Heywood wanted to be a hero in the footsteps of his grandpa and had a rough first meeting with him when they met the JSA. He then gained powers but then had to figure them out.

Ray Palmer lost his suit after a Japanese warlord took it. Without his suit he was questioning his role on the team and his use as a hero. He even went to the point of trying to become Captain Cold. That persona did not fit him at all.

We also had another run in with a young Professor Stein. After seeing his future self and realizing that time travel was real, he lost himself in his studies. To a point that it was damaging his marriage quite heavily.

In most of these cases, you have people basing their value on their equipment and skills and knowledge. They all lost sight of the real truth. These things all come out of our identity; they do not shape it. As a Christian, I find my identity in my savior. In following Jesus I am forged and granted skills and powers (a.k.a. spiritual gifts), though not the same as those you see in comic books.

From an early point the church struggled with the concept of viewing our identity in skills and knowledge. Paul often wrote against Gnosticism, which was trying to affect the church with the lie that if you have special knowledge you are more special or important. Many in the church got overly focused on having certain spiritual gifts (a.k.a. powers). We have a whole chapter dedicated to warning us about the over-emphases on speaking in tongues.

You see while spiritual gifts are great, useful and sometimes extraordinary, our view of them can be skewed by our worldly desires. What did Paul say about worldly desires and objects?
"More than that, I count all things to be loss in view of the surpassing value of knowing Christ Jesus my Lord, for whom I have suffered the loss of all things, and count them but rubbish so that I may gain Christ," Philippians 3:8, NASB
Our abilities and our desires will never fulfill us.
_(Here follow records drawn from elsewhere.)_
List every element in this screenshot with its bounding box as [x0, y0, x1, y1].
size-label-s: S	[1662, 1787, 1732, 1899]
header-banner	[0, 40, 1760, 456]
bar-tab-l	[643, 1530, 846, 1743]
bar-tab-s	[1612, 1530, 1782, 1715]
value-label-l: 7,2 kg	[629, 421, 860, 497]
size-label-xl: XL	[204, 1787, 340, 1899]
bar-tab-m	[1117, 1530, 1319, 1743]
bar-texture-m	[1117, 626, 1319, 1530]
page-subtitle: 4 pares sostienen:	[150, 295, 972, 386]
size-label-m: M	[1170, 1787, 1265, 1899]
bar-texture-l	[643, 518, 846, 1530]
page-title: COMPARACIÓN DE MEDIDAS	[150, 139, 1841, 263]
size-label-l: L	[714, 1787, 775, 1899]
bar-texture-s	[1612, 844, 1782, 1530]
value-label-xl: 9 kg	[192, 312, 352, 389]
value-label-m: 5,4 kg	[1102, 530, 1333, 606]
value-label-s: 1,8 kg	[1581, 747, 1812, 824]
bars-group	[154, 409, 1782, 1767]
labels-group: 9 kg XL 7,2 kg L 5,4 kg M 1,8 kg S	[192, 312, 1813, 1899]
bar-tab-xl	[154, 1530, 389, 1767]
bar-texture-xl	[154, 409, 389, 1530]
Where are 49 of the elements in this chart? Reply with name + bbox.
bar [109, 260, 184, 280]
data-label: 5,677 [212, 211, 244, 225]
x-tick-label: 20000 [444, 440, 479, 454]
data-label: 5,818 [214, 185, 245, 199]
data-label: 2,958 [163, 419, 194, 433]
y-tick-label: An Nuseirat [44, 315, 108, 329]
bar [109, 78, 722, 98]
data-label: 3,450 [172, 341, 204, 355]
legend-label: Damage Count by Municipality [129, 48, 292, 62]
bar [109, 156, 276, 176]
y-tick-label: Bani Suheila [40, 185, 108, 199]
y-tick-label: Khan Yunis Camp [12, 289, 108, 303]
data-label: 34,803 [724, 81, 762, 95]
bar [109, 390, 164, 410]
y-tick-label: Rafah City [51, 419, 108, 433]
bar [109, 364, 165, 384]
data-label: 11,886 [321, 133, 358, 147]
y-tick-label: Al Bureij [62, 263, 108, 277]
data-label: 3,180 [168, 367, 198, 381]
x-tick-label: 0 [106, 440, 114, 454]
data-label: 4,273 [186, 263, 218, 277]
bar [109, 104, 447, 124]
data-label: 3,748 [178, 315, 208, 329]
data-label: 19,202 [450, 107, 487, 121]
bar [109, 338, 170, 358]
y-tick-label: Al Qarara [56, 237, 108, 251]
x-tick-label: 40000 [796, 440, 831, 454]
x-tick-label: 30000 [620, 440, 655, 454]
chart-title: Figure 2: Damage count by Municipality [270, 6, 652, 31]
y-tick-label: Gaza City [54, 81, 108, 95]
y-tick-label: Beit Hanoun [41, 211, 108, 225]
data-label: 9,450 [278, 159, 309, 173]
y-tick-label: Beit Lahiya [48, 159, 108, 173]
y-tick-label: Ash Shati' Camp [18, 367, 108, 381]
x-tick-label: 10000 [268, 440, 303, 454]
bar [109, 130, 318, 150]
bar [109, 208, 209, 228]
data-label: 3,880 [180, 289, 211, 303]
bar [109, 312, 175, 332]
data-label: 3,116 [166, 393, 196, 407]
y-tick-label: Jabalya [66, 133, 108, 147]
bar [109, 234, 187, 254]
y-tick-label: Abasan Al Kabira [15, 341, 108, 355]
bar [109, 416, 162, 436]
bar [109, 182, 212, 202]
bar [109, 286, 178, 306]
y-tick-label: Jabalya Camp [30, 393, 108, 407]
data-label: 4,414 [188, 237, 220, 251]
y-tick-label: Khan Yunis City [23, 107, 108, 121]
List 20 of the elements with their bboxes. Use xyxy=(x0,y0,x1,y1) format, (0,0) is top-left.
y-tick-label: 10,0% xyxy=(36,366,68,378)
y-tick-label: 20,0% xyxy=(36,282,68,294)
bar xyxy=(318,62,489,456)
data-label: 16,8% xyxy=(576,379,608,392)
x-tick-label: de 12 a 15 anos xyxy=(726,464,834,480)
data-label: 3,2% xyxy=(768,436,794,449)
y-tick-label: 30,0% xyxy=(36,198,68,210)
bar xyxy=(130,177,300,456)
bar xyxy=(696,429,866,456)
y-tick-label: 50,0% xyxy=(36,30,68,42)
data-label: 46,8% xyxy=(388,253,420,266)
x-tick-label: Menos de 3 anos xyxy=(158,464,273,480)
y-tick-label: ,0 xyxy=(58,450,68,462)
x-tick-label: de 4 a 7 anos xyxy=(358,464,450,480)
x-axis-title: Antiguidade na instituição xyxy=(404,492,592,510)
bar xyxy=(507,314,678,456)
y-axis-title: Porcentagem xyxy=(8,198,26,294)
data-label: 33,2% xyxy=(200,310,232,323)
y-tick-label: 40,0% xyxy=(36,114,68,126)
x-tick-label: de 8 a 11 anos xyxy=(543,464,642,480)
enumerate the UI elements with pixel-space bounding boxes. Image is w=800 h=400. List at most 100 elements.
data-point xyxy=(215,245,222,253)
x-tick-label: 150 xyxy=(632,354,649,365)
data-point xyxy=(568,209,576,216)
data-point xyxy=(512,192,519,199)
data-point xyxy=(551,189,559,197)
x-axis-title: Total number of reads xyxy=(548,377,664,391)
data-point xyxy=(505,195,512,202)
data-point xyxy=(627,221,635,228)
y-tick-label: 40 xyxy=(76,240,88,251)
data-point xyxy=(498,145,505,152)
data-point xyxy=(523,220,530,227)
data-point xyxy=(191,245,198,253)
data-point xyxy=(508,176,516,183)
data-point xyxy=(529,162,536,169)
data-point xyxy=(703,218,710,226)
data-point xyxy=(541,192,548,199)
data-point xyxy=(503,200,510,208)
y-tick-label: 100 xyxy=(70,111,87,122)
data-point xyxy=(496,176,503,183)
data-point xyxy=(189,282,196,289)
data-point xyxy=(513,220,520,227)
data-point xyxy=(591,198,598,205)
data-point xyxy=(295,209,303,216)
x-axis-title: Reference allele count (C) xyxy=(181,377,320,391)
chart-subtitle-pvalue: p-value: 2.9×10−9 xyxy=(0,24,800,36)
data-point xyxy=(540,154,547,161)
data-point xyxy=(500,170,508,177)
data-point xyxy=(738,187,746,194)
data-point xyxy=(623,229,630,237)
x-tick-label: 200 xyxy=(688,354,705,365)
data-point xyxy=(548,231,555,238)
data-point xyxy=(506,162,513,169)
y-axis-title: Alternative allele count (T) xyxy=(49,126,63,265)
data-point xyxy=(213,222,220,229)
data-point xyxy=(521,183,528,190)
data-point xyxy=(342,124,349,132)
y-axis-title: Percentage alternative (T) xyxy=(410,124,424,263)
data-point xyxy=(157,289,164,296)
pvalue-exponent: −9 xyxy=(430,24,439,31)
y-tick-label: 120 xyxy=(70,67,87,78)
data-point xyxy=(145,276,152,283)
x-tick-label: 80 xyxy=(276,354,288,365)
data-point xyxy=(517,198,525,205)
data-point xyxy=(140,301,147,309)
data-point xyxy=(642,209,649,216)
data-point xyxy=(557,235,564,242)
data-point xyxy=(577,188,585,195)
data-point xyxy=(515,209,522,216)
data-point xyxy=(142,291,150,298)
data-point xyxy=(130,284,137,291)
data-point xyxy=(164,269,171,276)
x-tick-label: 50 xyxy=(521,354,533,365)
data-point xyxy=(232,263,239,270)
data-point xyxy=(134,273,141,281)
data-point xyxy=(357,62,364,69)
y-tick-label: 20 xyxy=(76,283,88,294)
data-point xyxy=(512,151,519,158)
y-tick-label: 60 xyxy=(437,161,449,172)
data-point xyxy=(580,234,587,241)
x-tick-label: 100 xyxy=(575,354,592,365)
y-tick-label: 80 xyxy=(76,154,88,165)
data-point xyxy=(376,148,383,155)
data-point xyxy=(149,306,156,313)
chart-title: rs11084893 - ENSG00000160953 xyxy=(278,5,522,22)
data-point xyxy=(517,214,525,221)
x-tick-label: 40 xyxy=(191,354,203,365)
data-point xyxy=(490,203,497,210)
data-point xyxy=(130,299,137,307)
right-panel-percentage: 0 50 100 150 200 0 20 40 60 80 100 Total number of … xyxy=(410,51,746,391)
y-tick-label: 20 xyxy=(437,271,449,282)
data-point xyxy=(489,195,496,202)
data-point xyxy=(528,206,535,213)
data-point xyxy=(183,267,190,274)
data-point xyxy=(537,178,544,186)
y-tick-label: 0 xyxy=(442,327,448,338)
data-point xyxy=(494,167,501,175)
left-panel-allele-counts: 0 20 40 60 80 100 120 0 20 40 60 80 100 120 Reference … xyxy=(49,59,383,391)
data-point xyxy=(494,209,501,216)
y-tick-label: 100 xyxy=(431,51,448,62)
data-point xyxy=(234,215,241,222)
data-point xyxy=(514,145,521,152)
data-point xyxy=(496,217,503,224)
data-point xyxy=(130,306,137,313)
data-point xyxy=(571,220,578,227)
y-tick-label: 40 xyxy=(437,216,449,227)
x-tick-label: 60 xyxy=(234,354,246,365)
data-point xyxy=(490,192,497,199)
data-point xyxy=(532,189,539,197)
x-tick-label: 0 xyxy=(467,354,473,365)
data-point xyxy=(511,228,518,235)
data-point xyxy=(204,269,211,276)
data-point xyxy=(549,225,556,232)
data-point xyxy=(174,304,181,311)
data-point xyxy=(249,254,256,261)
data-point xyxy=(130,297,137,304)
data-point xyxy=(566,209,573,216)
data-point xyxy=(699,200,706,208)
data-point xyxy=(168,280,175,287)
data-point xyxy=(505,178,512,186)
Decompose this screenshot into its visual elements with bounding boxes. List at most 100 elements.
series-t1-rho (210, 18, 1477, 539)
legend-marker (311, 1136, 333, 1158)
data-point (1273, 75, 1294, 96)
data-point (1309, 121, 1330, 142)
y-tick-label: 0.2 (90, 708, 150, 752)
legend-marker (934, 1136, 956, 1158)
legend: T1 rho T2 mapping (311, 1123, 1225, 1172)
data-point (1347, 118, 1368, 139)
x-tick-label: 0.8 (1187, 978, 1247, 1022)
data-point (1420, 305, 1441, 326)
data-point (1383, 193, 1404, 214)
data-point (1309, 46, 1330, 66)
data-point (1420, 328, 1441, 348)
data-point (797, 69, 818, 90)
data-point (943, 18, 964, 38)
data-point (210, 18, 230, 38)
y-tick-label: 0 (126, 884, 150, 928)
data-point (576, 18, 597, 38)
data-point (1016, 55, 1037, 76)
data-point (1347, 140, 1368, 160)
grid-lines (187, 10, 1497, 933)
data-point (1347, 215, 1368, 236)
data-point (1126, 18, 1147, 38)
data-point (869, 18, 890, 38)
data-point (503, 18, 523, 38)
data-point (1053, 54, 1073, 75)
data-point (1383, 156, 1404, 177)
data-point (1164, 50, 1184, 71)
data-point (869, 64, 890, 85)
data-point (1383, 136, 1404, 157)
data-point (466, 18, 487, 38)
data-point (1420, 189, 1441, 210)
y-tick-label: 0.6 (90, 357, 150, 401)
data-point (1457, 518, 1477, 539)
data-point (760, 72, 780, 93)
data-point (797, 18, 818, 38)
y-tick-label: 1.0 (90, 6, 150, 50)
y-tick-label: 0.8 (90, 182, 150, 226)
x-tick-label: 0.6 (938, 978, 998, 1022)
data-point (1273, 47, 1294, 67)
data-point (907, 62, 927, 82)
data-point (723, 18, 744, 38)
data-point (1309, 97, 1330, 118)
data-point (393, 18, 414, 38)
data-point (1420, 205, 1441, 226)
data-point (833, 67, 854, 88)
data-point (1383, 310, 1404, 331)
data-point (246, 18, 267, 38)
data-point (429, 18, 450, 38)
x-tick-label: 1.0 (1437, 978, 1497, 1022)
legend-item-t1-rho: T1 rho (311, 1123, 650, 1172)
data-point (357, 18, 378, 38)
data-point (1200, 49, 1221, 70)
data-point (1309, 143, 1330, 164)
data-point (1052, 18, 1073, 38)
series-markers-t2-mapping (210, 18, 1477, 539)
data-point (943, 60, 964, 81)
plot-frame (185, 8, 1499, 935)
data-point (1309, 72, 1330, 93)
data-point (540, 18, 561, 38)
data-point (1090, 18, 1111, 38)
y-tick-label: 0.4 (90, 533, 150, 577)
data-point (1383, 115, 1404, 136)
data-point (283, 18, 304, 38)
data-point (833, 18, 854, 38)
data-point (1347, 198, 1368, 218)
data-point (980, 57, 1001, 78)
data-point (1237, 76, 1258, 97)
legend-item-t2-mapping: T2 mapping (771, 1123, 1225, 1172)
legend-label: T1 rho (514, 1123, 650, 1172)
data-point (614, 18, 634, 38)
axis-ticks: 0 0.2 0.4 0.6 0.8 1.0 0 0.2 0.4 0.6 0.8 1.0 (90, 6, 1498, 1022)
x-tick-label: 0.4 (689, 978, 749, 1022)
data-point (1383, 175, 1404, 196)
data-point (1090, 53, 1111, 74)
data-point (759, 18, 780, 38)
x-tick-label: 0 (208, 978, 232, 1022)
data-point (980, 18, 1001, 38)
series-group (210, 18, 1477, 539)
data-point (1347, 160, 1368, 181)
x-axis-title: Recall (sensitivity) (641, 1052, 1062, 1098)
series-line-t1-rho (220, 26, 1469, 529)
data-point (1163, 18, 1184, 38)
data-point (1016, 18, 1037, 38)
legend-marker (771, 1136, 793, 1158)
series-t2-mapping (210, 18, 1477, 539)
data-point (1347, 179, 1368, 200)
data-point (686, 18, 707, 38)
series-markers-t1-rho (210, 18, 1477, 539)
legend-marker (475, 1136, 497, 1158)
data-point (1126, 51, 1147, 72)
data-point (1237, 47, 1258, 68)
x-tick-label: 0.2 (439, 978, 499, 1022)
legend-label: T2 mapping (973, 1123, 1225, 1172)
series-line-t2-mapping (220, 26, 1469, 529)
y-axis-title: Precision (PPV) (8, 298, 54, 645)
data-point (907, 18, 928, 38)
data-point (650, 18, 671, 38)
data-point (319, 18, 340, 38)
They are part of us but they can not define us. They don't have that power. Even our roles don't really define us. Often times we define these things but scripture makes it clear: Christ is our fulfillment. Hobbies, roles, even gifts from Christ will never be able to fill the place in our lives meant for Him.

As we follow Jesus, He will fulfill us. As He fulfills us and trains us to love each other and Him, through what we often call the Fruit of the Spirit, we become better at handling all these things. Our hobbies do not necessarily get lost, but they often become part of God's mission for us. Our skills and powers are used for that mission. But overall, the one single fulfilling aspect of life is Jesus Himself.